Muhammad’s Prophethood took place in the “daylight of history” where almost everything about him is known: the place he was born; the places where he lived, died and buried. His lineage and his descendants are fully known. The names of his friends, companions and adversaries are also known. What he liked, what he ate, how he dressed or even how he grew his hair and beard is known. There are details of what he looked like, without images, and what were his mannerisms.
The chronicles of his practice and his sayings (Hadith collections) have been extensively documented, separate from the revelation he received (the Qur’an). These chronicles are supported and authenticated by documented unbroken chains of communication handed down and leading up to a source among the Prophet’s companions and contemporaries. Hundreds of Prophet Muhammad’s biographies have been written, both in classical periods and contemporary. Many of these biographies have been translated and are available in different languages.
More recently, there are Western scholars who are more sympathetic to the figure of Muhammad, who have also written biographies that are more objective than the traditional Western distorted view of the Prophet. To name a few: Karen Armstrong, Craig Considine, Lesley Hazleton, Juan Cole amongst others. There is no reason for anyone to remain ignorant about this great Prophet of Islam and open oneself to manipulations of polemics and propaganda that have coloured all discourses of Islam.

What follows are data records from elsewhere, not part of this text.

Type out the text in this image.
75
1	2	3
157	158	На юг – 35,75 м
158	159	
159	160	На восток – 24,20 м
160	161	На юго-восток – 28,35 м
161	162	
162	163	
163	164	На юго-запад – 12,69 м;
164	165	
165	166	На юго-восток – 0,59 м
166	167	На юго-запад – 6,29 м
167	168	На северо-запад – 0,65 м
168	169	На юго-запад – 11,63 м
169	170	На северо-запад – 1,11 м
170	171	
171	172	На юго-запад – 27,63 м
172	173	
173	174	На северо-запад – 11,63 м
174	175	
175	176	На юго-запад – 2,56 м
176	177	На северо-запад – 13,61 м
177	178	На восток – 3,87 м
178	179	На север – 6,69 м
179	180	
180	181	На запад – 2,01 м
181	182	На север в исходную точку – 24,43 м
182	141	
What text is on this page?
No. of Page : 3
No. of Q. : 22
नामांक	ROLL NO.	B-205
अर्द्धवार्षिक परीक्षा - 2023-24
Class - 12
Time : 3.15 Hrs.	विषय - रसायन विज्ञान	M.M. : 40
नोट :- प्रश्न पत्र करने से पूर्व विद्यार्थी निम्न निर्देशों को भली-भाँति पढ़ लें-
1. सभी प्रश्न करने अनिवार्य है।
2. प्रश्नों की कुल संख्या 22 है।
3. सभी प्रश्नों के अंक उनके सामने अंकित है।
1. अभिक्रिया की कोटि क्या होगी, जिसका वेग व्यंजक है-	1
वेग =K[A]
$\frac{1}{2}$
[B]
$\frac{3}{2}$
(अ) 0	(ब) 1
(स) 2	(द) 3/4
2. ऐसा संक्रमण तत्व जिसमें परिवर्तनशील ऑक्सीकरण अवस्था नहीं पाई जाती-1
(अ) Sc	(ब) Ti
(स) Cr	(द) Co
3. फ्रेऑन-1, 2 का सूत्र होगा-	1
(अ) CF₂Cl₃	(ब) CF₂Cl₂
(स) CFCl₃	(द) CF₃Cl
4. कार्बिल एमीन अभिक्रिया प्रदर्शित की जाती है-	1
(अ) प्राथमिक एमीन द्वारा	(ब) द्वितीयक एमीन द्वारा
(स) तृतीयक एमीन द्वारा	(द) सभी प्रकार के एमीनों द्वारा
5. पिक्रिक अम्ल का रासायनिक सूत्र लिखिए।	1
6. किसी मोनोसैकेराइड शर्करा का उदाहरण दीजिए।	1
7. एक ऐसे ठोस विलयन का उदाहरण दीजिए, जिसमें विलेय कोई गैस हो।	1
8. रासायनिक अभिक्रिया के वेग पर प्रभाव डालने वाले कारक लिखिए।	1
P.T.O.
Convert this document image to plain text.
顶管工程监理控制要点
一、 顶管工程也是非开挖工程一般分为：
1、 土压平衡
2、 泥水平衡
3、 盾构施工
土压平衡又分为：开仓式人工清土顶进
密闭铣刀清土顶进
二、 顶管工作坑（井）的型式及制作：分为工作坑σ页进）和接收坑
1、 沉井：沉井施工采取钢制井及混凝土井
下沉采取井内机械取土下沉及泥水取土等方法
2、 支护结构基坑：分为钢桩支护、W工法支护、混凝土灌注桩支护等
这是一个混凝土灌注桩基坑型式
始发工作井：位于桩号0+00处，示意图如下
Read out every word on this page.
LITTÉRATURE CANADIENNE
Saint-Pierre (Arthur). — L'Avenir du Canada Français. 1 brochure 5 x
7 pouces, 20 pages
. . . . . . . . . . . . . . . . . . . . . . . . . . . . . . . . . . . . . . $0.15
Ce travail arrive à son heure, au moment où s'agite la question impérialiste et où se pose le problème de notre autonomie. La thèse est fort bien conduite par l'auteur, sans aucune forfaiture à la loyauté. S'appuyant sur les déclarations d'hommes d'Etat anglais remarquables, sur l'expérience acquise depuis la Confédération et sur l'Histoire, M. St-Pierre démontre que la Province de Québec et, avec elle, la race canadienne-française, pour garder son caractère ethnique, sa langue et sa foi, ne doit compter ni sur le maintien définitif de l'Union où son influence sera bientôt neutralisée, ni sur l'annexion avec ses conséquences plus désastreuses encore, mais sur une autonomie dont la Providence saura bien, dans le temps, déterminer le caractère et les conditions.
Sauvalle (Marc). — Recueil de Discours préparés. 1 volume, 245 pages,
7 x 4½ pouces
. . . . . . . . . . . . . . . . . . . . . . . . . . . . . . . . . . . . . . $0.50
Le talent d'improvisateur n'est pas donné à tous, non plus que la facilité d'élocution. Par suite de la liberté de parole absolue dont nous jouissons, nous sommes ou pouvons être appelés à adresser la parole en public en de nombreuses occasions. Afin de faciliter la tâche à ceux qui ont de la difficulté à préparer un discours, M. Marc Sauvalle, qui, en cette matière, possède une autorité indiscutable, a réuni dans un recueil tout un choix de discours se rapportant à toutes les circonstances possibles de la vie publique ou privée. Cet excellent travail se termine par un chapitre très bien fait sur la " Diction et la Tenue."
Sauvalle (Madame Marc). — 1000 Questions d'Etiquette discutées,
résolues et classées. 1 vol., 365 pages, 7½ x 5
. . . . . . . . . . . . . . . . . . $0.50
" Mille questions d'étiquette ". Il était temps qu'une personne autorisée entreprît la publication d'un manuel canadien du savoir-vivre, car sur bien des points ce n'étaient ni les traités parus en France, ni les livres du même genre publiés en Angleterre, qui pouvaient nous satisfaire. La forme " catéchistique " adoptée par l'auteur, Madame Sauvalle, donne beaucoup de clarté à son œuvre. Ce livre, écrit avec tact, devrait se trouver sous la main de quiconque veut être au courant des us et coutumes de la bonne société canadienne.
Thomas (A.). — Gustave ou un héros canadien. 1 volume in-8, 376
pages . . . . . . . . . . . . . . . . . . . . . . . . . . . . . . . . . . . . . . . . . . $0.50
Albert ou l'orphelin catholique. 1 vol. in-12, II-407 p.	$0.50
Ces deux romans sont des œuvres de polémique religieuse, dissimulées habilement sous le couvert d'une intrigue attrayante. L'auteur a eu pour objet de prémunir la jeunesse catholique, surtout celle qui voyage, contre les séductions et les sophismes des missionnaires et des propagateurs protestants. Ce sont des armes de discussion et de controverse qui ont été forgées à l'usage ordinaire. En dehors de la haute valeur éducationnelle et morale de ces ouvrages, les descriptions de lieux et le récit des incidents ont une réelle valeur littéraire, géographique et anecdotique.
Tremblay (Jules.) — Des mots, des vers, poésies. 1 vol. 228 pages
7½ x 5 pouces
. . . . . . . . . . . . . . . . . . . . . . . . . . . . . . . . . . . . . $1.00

A prophet is a unique person - a human being, yet he speaks for the Almighty God. The difficult task has always been that of dealing with the human being as a prophet. It is easy to go to one extreme of making him a divine (as the Christians did to Jesus) or to make him an ordinary person as we saw last week’s event in France. One must contrast the delicate balance offered by Islam. Muhammad (pbuh) is presented as a servant, messenger, and “perfect example” of a human being, but he is not a divine or ordinary person. He speaks for God, but he is not God. He is the object of our gratitude, ardent love, devotion, and unswerving allegiance, but he is not the object of our worship. The testimony of faith, “There is no god, but God; Muhammad is God’s servant and messenger,” prevents Muslims from making him divine. Muslims are also asked in the Qur’an to invoke God’s blessings and peace on Muhammad, which also protects the Muslims from treating him like an ordinary person. It is not possible for those who invoke God’s blessings and peace to the Prophet to degrade him to the level of just an ordinary person.
Muslims, thus, find in Muhammad (pbuh) the perfect example to follow and a mighty servant of God and messenger to love and respect. Prophet Muhammad (pbuh) left behind a rich human legacy, and to love him and to follow him is tantamount to love God and obey Him as per the Qur’anic injunctions (Qur’an 4:80). It is also to set upon a lifelong journey of aligning oneself to the divine will. He was an orphan and a father; a husband and a widower; a shepherd and a trader; a commander and a spiritualist; a ruler of his people and among the poorest of them; a father who suffered the heartbreak of burying his children, and a grandfather who relished the delightful time with his grandchildren. He embodied and exemplified truthfulness, justice, forgiveness, compassion, tolerance, restraint, perseverance, thankfulness, gratitude, cleanliness, modesty, and many more characters and etiquette of beauty.
Hafiz Saif Al-Rawahy is the head of Dawah centre in the Sultan Qaboos Mosque, Muscat, Oman.